Review by JoshB
The GX-35 Walker Gallia (超合金魂 ウォーカーギャリア) is the companion piece to the GX-28 Walker Machine Xabungle Released in 2005. Both toys hail from the show Combat Mecha Xabungle, which aired for 50 episodes from 1982-1983.
I got this in the mail from betatoys last weekend and I have to say what a great toy this is. If you liked Xabungle, you will love this.
Walker Gallia (also spelled Galliar) is a transformable mecha made out of two distinct vehicles. The first machine, the Gallee-Hover, is a hovercraft that forms the head and arms of the Walker Gallia. The Gallee-Hover is mostly plastic, with metal shoulders and arm connectors. The rotor on the back spins, and 2 small legs fold down from the arms to support it.
The Gallee-Will is a three-wheeled vehicle that looks like a futuristic pickup truck. It has a surprisingly large amount of metal in it. The three wheels are a hard rubber and the rolling action is smooth. There is a small articulated cannon on the front.
While the separate vehicles are interesting, ultimately we are here to talk about the combined Walker Gallia robot.
Transformation is simple – a far cry from the Xabungle. Make sure you unhook the small pegs on the inside of the upper thighs before attempting to transform it. In robot mode Gallia is substantially heavier than the Xabungle. The ample use of diecast makes this a satisfying piece of gokin.
Starting from the top – the head is articulated but it’s movement is limited by its connection to the hover rotor. You have to attach 2 small black antennas to the head, and Bandai gives you 2 other sets of antenna in case you break or lose one. Next to the head is a small spotlight that hides in the shoulder. This spotlight is hard to get at, and I often just a small knife to pry it up.
The shoulders are all metal, including the outer casing and the inner mechanism. The shoulders click with detented joints that have thick teeth. The biceps swivel and the elbow has the standard range of motion. The lower arm opens to reveal a place to store the fists while in Gallee-Hover mode. While 3 sets of fists are included, only the closed fists can be stored in the arms.
The Torso is nice and solid, and has a nice waist-joint.
The legs can rotate out at the hips and the knees click in and out of position. The feet can go forward and backwards, and there is even a little side-to-side motion thanks to a separate foot plate. Small pads on the bottom of the feet are spring loaded – a nice touch. The toes do not bend much.
Gallia comes with a ton of accessories, including:
- 3 sets of hands (open, closed, and gun holding)

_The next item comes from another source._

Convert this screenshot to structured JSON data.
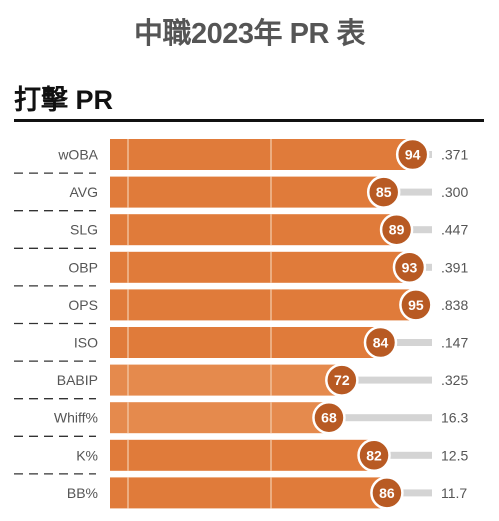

- Scope rifle with removable clip
- Bazooka with removable clip and ammo shell
- Shoulder mounted missile bank
- Boomerang Ideom weapon
- Hover Truck
- Hover cycle
- Cargo Box
- Ski clips
Instead of the usual stand, Walker Gallia comes with a small Hover Truck model kit that you have to assemble. You can display it as a stand alone vehicle with a flat bed, or you can add on a second part that acts as a holder for all of the parts. It is a unique idea, but the legs of the Hover truck are flimsy, and I wonder how they will fare over time. All of the weapons can store on the truck, as well as some of the other odd accessories. One accessory is a blue box with an opening top. Inside the box there is a circular item attached to the bottom. I have no idea what this is. Next is a Red Hover cycle – perhaps one of the smallest SOC accessories ever. There is no distinct slot to place this in, so be careful not to lose it. Finally there are 2 step-shaped green parts. These are adapters so that the Walker Gallia can use the skis that come with the Walker Xabungle SOC.

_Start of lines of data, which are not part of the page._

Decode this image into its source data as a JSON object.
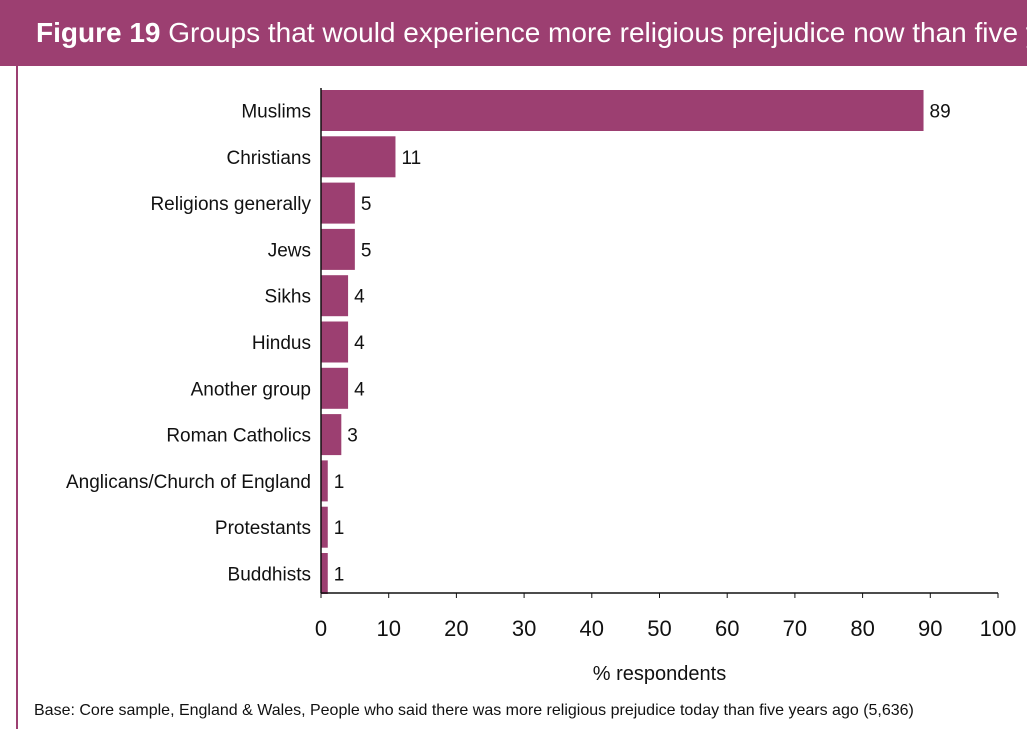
{
  "header": {
    "figure_label": "Figure 19",
    "title": "Groups that would experience more religious prejudice now than five years ago"
  },
  "footnote": "Base: Core sample, England & Wales, People who said there was more religious prejudice today than five years ago (5,636)",
  "colors": {
    "bar": "#9c3f71",
    "header_bg": "#9c3f71",
    "axis": "#111111"
  },
  "chart_data": {
    "type": "bar",
    "orientation": "horizontal",
    "title": "Groups that would experience more religious prejudice now than five years ago",
    "xlabel": "% respondents",
    "ylabel": "",
    "xlim": [
      0,
      100
    ],
    "xticks": [
      0,
      10,
      20,
      30,
      40,
      50,
      60,
      70,
      80,
      90,
      100
    ],
    "grid": false,
    "categories": [
      "Muslims",
      "Christians",
      "Religions generally",
      "Jews",
      "Sikhs",
      "Hindus",
      "Another group",
      "Roman Catholics",
      "Anglicans/Church of England",
      "Protestants",
      "Buddhists"
    ],
    "values": [
      89,
      11,
      5,
      5,
      4,
      4,
      4,
      3,
      1,
      1,
      1
    ]
  }
}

Included with the Walker Gallia is a model kit of the Walker Machine Durun. This kit is one of many Walker Machine designs that did not see kit form during the original run of models in the 80s.
The model kit is simple to put together, but may be a bit confusing to the novice modeler. The arms seem tricky at first, and the non-English instructions don’t help. It took me (a casual model builder) just over an hour to put this kit together. It is molded in color, and requires no glue or paint. A large portion of the kit is already assembled for you in the box.
While the Durun is neat, I find the design odd and hard to display in my collection. The Durun is large and oddly shaped. It’s larger than the Gallia. I think some paint detailing and weathering would add a lot to this model’s appearance. While the Xabungle and Brockary share a similar design aesthetic, the Gallia and the Durun are an odd couple.
Both toys are packed in the typically beautiful Soul of Chogokin Box. Inside is two boxes. One tray has all the parts for the Gallia, packed in flimsy transparent plastic. The other box is for the Durun. The Box is styled just like the old model kits. I am pretty sure the Irongear used in the box photo is the Clover DX Irongear.
Overall, I think the Walker Gallia is a winner. The Durun kit is ok, but consider it a bonus. The Gallia is worth the purchase price alone.